The Divine Comedy fue la sorpresa tanto para ella como para mí. A Neil Hannon ya le conocíamos de antemano, y, de hecho, le habíamos visto en dos ocasiones anteriores, aunque con formatos diferentes. El de ayer, en buena compañía que nos ayudó a entenderlo mejor, con sus dosis de comedia teatral, ese dandismo insurrecto, una licorera terráquea, y las estanterías llenas de sus canciones más populares y animosas fue una oportunidad de convencer a los que ya estaban convencidos y de ganar acólitos para la causa del pop orquestado británico, con flema, sorna y rickenbackers (o igual no). Hannon fue cercano y gracioso. Bebió vino y consiguió que nos olvidáramos de la modorra que te entra sentado, tanto, que, al final, nos pusimos, como el resto, de pie.
Y no sé qué añadir de Richmond Fontaine que no haya dicho ya. En breve: sencillos, directos y eléctricos. Tocando hasta cosas arriesgadas como una de sus postales de Post to Wire o canciones de The High Country, pero también otras cosas más accesibles como lo más cerca que han estado de un hit, con "Montgomery Park", y lo mejor de su último disco. Dan Eccles con sus riffs oportunos, la percusión evocadora de Sean Oldham, la voz narrativa de Willy Vlautin y la osamenta al bajo que pone un Freddy Trujillo que se atrevió con el castellano. Para un servidor, fueron lo mejor del festival, pero yo no soy objetivo ni me caracterizo por intentar serlo o ocultar lo contrario.
En realidad, creo que voy a poder explicar por qué me gustaron The Divine Comedy y, sobre todo, Richmond Fontaine, volviendo a Rusty Cohle y al principio de mi entrada y así conseguir que tenga sentido haberla empezado con ese rodeo. Porque esa afirmación tan funesta y descarnada del detective más pesimista de la historia de la televisión, tiene, en realidad, un remedio. Solo podemos aplacarlo con afecto, con conexión, sintiendo esa extraña calidez tan repentina como fugaz que, a veces, llamamos amor, otras veces amistad, algunos fe y muchos, música.
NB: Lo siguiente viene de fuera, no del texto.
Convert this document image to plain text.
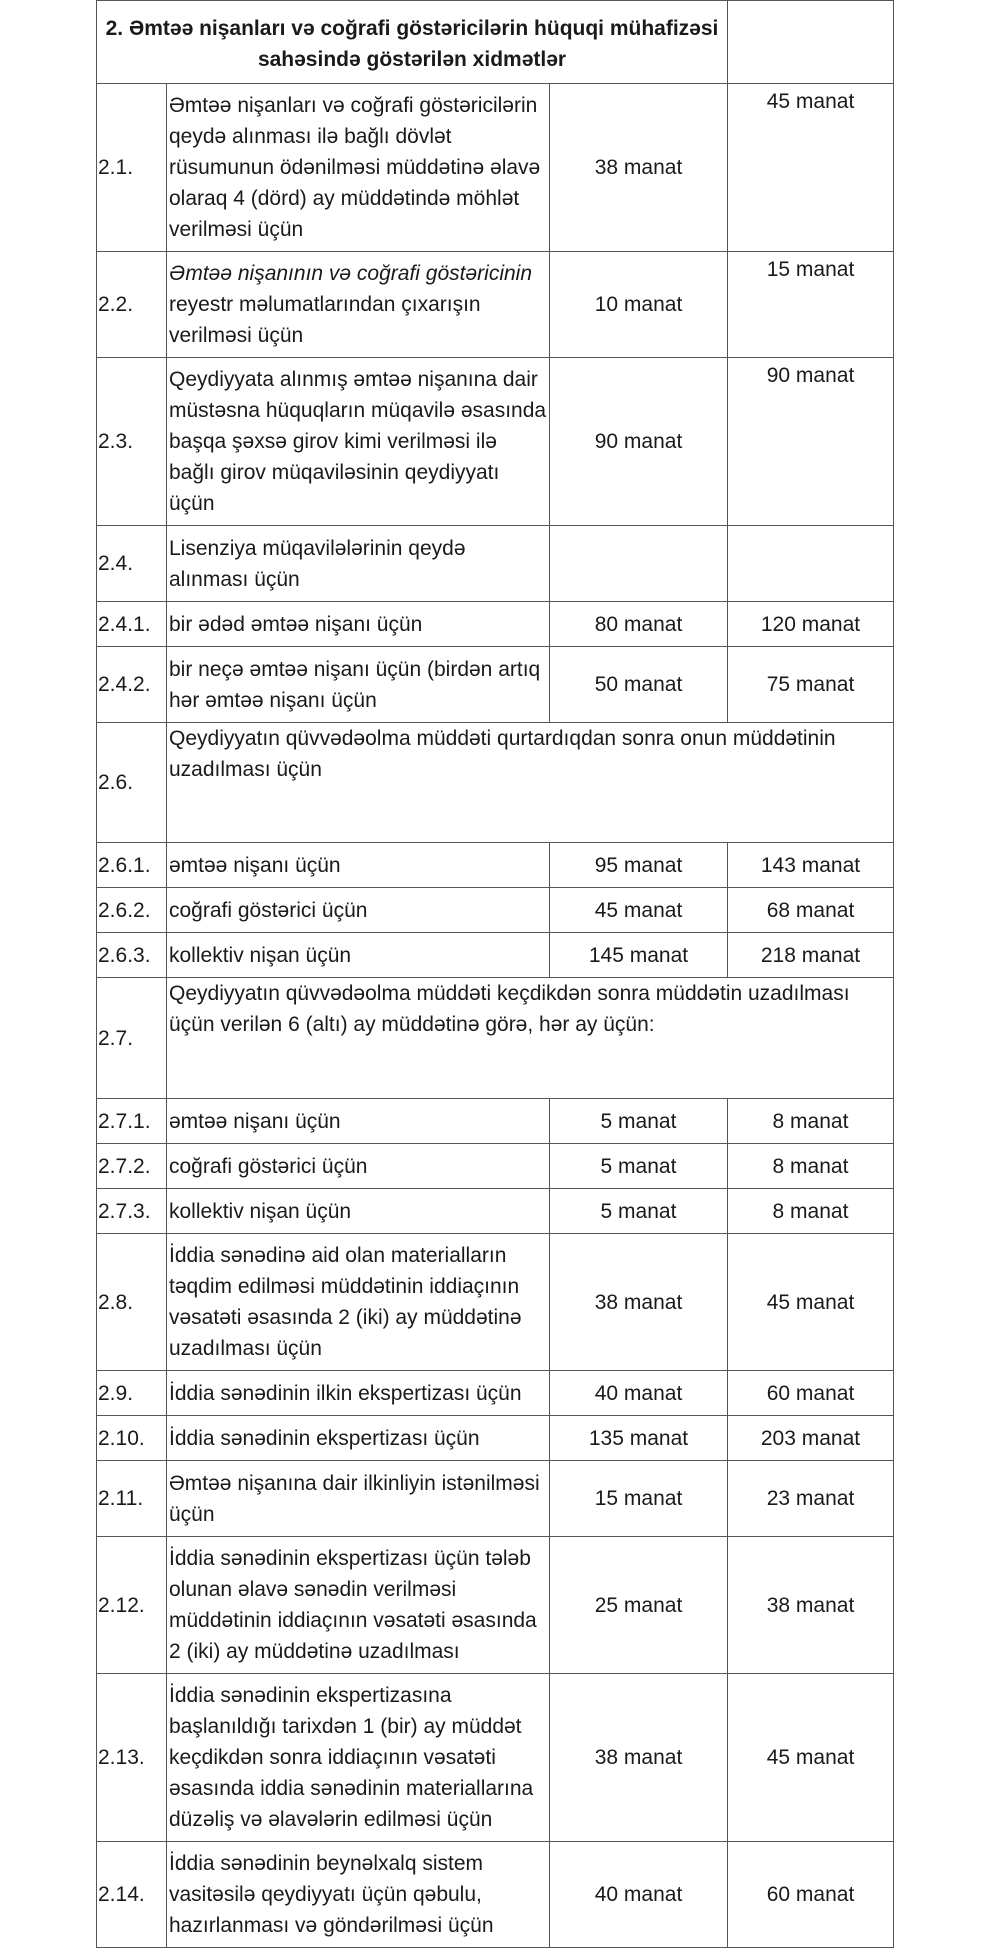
2. Əmtəə nişanları və coğrafi göstəricilərin hüquqi mühafizəsi sahəsində göstərilən xidmətlər			
2.1.	Əmtəə nişanları və coğrafi göstəricilərin qeydə alınması ilə bağlı dövlət rüsumunun ödənilməsi müddətinə əlavə olaraq 4 (dörd) ay müddətində möhlət verilməsi üçün	38 manat	45 manat
2.2.	Əmtəə nişanının və coğrafi göstəricinin reyestr məlumatlarından çıxarışın verilməsi üçün	10 manat	15 manat
2.3.	Qeydiyyata alınmış əmtəə nişanına dair müstəsna hüquqların müqavilə əsasında başqa şəxsə girov kimi verilməsi ilə bağlı girov müqaviləsinin qeydiyyatı üçün	90 manat	90 manat
2.4.	Lisenziya müqavilələrinin qeydə alınması üçün		
2.4.1.	bir ədəd əmtəə nişanı üçün	80 manat	120 manat
2.4.2.	bir neçə əmtəə nişanı üçün (birdən artıq hər əmtəə nişanı üçün	50 manat	75 manat
2.6.	Qeydiyyatın qüvvədəolma müddəti qurtardıqdan sonra onun müddətinin uzadılması üçün		
2.6.1.	əmtəə nişanı üçün	95 manat	143 manat
2.6.2.	coğrafi göstərici üçün	45 manat	68 manat
2.6.3.	kollektiv nişan üçün	145 manat	218 manat
2.7.	Qeydiyyatın qüvvədəolma müddəti keçdikdən sonra müddətin uzadılması üçün verilən 6 (altı) ay müddətinə görə, hər ay üçün:		
2.7.1.	əmtəə nişanı üçün	5 manat	8 manat
2.7.2.	coğrafi göstərici üçün	5 manat	8 manat
2.7.3.	kollektiv nişan üçün	5 manat	8 manat
2.8.	İddia sənədinə aid olan materialların təqdim edilməsi müddətinin iddiaçının vəsatəti əsasında 2 (iki) ay müddətinə uzadılması üçün	38 manat	45 manat
2.9.	İddia sənədinin ilkin ekspertizası üçün	40 manat	60 manat
2.10.	İddia sənədinin ekspertizası üçün	135 manat	203 manat
2.11.	Əmtəə nişanına dair ilkinliyin istənilməsi üçün	15 manat	23 manat
2.12.	İddia sənədinin ekspertizası üçün tələb olunan əlavə sənədin verilməsi müddətinin iddiaçının vəsatəti əsasında 2 (iki) ay müddətinə uzadılması	25 manat	38 manat
2.13.	İddia sənədinin ekspertizasına başlanıldığı tarixdən 1 (bir) ay müddət keçdikdən sonra iddiaçının vəsatəti əsasında iddia sənədinin materiallarına düzəliş və əlavələrin edilməsi üçün	38 manat	45 manat
2.14.	İddia sənədinin beynəlxalq sistem vasitəsilə qeydiyyatı üçün qəbulu, hazırlanması və göndərilməsi üçün	40 manat	60 manat
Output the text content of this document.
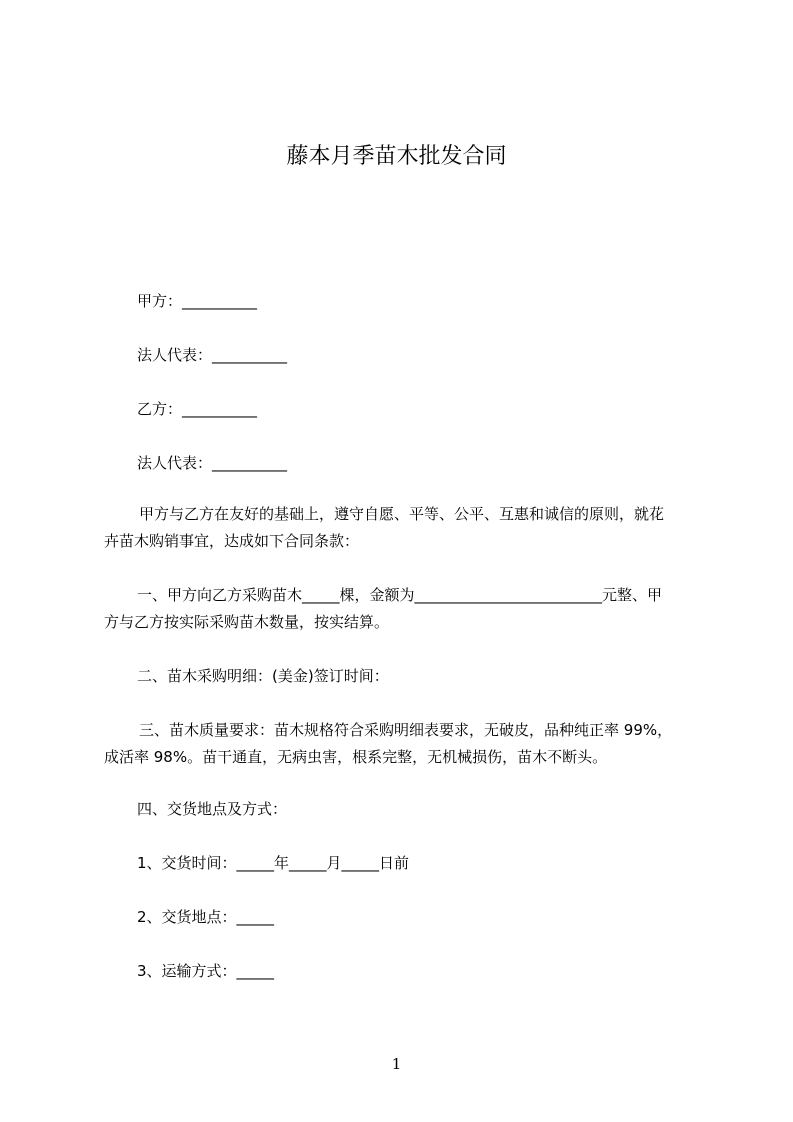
藤本月季苗木批发合同
甲方：__________
法人代表：__________
乙方：__________
法人代表：__________
甲方与乙方在友好的基础上，遵守自愿、平等、公平、互惠和诚信的原则，就花
卉苗木购销事宜，达成如下合同条款：
一、甲方向乙方采购苗木_____棵，金额为_________________________元整、甲
方与乙方按实际采购苗木数量，按实结算。
二、苗木采购明细：(美金)签订时间：
三、苗木质量要求：苗木规格符合采购明细表要求，无破皮，品种纯正率 99%，
成活率 98%。苗干通直，无病虫害，根系完整，无机械损伤，苗木不断头。
四、交货地点及方式：
1、交货时间：_____年_____月_____日前
2、交货地点：_____
3、运输方式：_____
1
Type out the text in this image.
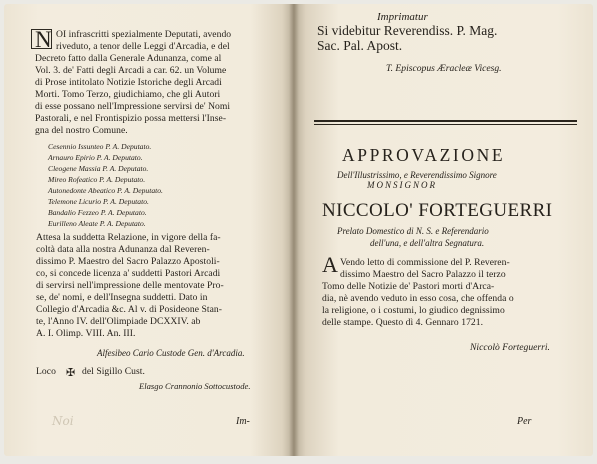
N OI infrascritti spezialmente Deputati, avendo
riveduto, a tenor delle Leggi d'Arcadia, e del
Decreto fatto dalla Generale Adunanza, come al
Vol. 3. de' Fatti degli Arcadi a car. 62. un Volume
di Prose intitolato Notizie Istoriche degli Arcadi
Morti. Tomo Terzo, giudichiamo, che gli Autori
di esse possano nell'Impressione servirsi de' Nomi
Pastorali, e nel Frontispizio possa mettersi l'Inse-
gna del nostro Comune.
Cesennio Issunteo P. A. Deputato.
Arnauro Epirio P. A. Deputato.
Cleogene Massia P. A. Deputato.
Mireo Rofeatico P. A. Deputato.
Autonedonte Abeatico P. A. Deputato.
Telemone Licurio P. A. Deputato.
Bandalio Fezzeo P. A. Deputato.
Eurilleno Aleate P. A. Deputato.
Attesa la suddetta Relazione, in vigore della fa-
coltà data alla nostra Adunanza dal Reveren-
dissimo P. Maestro del Sacro Palazzo Apostoli-
co, si concede licenza a' suddetti Pastori Arcadi
di servirsi nell'impressione delle mentovate Pro-
se, de' nomi, e dell'Insegna suddetti. Dato in
Collegio d'Arcadia &c. Al v. di Posideone Stan-
te, l'Anno IV. dell'Olimpiade DCXXIV. ab
A. I. Olimp. VIII. An. III.
Alfesibeo Cario Custode Gen. d'Arcadia.
Loco ✠ del Sigillo Cust.
Elasgo Crannonio Sottocustode.
Im-
Noi
Imprimatur
Si videbitur Reverendiss. P. Mag.
Sac. Pal. Apost.
T. Episcopus Æracleæ Vicesg.
APPROVAZIONE
Dell'Illustrissimo, e Reverendissimo Signore
MONSIGNOR
NICCOLO' FORTEGUERRI
Prelato Domestico di N. S. e Referendario
dell'una, e dell'altra Segnatura.
A Vendo letto di commissione del P. Reveren-
dissimo Maestro del Sacro Palazzo il terzo
Tomo delle Notizie de' Pastori morti d'Arca-
dia, nè avendo veduto in esso cosa, che offenda o
la religione, o i costumi, lo giudico degnissimo
delle stampe. Questo dì 4. Gennaro 1721.
Niccolò Forteguerri.
Per
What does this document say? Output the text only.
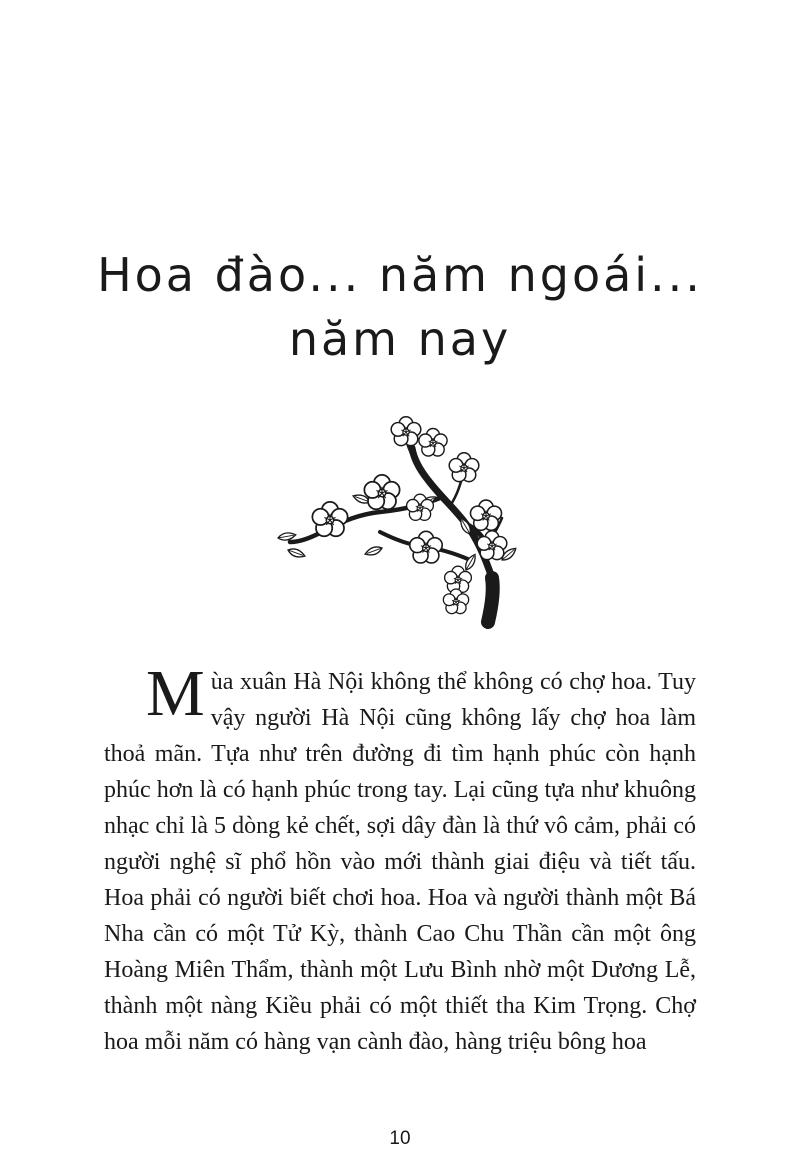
Hoa đào... năm ngoái...
năm nay

Mùa xuân Hà Nội không thể không có chợ hoa. Tuy vậy người Hà Nội cũng không lấy chợ hoa làm thoả mãn. Tựa như trên đường đi tìm hạnh phúc còn hạnh phúc hơn là có hạnh phúc trong tay. Lại cũng tựa như khuông nhạc chỉ là 5 dòng kẻ chết, sợi dây đàn là thứ vô cảm, phải có người nghệ sĩ phổ hồn vào mới thành giai điệu và tiết tấu. Hoa phải có người biết chơi hoa. Hoa và người thành một Bá Nha cần có một Tử Kỳ, thành Cao Chu Thần cần một ông Hoàng Miên Thẩm, thành một Lưu Bình nhờ một Dương Lễ, thành một nàng Kiều phải có một thiết tha Kim Trọng. Chợ hoa mỗi năm có hàng vạn cành đào, hàng triệu bông hoa

10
Y, al menos, para mí, ese momento extraordinario y efímero ocurrió dos veces en el BEC y no tuve que usar mi pulsera de plástico para pagarlo.
Horas más tarde, te alejas de la multitud como si renunciases al mundo y entras en El Tubo para darte cuenta de que la música es un refugio y tienes la suerte de tener al lado a alguien que te ayuda a sentirte menos diminuto e insignificante en medio de la multitud.